At the beginning of October, two floors stood more or less complete, internal walls going up and windows in place. That served well enough to make the building host to social events, starting with a party thrown by the Kansas Rifles boasting elaborate invitations and a hunting contest to feed the guests. Five hundred people attended despite cold, rain, and deep much. They dined on “squirrel, rabbit, prairie chicken, wild turkey, and one roast pig, together with cakes and pastries.” Not much more than a week after, Franklin Coleman killed Charles Dow and the Wakarusa War began. The hotel became a barracks and headquarters, then housed Thomas Barber’s body and the peace talks. The subsequent festivities further put it to good use.

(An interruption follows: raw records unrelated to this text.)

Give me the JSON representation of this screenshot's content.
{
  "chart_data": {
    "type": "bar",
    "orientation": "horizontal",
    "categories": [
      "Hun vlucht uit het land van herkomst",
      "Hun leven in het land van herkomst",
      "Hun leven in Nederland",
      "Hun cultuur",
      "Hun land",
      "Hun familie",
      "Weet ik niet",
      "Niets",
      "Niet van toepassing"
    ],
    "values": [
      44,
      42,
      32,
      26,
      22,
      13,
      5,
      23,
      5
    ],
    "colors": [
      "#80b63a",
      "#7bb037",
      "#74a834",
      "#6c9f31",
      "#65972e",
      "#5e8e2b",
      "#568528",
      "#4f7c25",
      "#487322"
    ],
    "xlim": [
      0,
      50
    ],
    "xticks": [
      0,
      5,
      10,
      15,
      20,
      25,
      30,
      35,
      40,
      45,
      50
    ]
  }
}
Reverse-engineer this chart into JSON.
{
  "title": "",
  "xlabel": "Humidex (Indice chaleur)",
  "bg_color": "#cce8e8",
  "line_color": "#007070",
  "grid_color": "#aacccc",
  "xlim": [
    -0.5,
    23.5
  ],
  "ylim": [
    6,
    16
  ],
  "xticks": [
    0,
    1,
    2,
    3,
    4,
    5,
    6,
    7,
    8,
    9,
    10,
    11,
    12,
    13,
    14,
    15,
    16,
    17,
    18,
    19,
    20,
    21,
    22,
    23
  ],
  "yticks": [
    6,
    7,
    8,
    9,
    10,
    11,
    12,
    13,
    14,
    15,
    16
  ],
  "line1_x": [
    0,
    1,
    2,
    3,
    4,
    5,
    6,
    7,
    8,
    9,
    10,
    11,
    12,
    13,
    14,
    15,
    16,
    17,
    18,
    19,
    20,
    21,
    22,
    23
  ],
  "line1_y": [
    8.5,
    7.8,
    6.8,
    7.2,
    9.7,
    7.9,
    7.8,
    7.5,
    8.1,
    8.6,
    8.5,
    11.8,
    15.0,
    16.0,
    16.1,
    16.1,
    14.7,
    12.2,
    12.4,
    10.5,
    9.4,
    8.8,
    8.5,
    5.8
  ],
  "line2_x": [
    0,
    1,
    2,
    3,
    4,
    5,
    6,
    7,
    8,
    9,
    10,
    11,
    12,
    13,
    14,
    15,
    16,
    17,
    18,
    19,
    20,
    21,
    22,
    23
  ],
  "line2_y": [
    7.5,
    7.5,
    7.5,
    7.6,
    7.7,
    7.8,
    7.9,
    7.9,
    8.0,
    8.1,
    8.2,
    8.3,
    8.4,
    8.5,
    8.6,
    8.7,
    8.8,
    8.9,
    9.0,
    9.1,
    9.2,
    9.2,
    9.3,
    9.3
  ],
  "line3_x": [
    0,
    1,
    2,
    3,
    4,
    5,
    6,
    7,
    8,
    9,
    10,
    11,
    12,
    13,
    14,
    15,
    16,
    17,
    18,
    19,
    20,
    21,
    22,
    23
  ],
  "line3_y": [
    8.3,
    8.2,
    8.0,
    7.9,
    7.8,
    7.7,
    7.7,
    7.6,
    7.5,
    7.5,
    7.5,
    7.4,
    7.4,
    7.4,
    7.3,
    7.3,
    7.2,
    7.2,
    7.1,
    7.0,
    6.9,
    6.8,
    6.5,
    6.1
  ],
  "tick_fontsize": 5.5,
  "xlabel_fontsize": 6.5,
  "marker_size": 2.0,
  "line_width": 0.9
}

After the Wakarusa War, construction resumed. Putting up plaster and supplying furniture took place in December. By January, rumors circulated that the Free State government might quit Topeka for a more fortified spot. Surely they could get the hotel done by February 15, but that date came and went. In March, “between twenty and thirty men were constantly employed.” Their work concluded by April 12, when the papers reported the end of construction. Caldwell quotes the Herald of Freedom on the hotel’s final form:

50 feet front, 70 feet back; three stories above the basement; contains 50 separate apartments, besides a hall in each story. The basement is divided into three rooms, each 18 feet square -two to be used as pastry and meat kitchens, the other as storehouse or cellar. The first story is 11 feet from floor the ceiling, is divided into 9 rooms; the dining hall 18 feet wide and 47 feet long; hall 9 1/2 feet wide, entire length of building; Gentlemen’s parlor, 18 feet square; Ladies’ parlor, 18 x 20; Reading Room, 18 feet square; Sitting room, 16 x 18; two bed-rooms, 9 feet square; office, 6 x 14 […] stairs leading to the roof, which is flat, and affords a fine promenade and a splendid view of the surrounding scenery. There are thirty or forty port-holes in the walls, which rise above the roof, plugged up now with stones, which can be knocked out with the blow of the butt of a Sharp’s rifle.

The Howard Committee

The military use of the building must have come to mind more and more, even if the original plan involved none of it, but the main focus of the description remains on the hotel amenities. It had outhouses “of the neatest kind” and a partially-built stable which would hold fifty horses and keep your buggy out of the rain. Brown’s paper, which ought to know considering it drew funds from the Emigrant Aid Company too, estimated the cost of the building at over $20,000. The grand opening would take place on the first of May.

Samuel Jones

Eldridge set into furnishing the hotel to meet that date, ordering pieces from St. Louis and Boston. He spent over five thousand dollars, but most of the furniture had yet to arrive when the Howard Committee did. The people of Lawrence loaned him some of their own to spare him embarrassment. I.B. Donaldson and Samuel Jones then intervened. Jones convalesced briefly under the hotel’s roof after his shooting. With all trouble then in the offing, the grand opening did not take place as planned. The Eldridges held out hope all the same, with a set of rules for guests coming off the Herald of Freedom press on May 10. Instead Lecompton’s grand jury declared the Free State Hotel a military edifice and recommended someone do something about it. A recovered Jones lied to the proslavery mob about having an order for the building’s destruction and saw it done.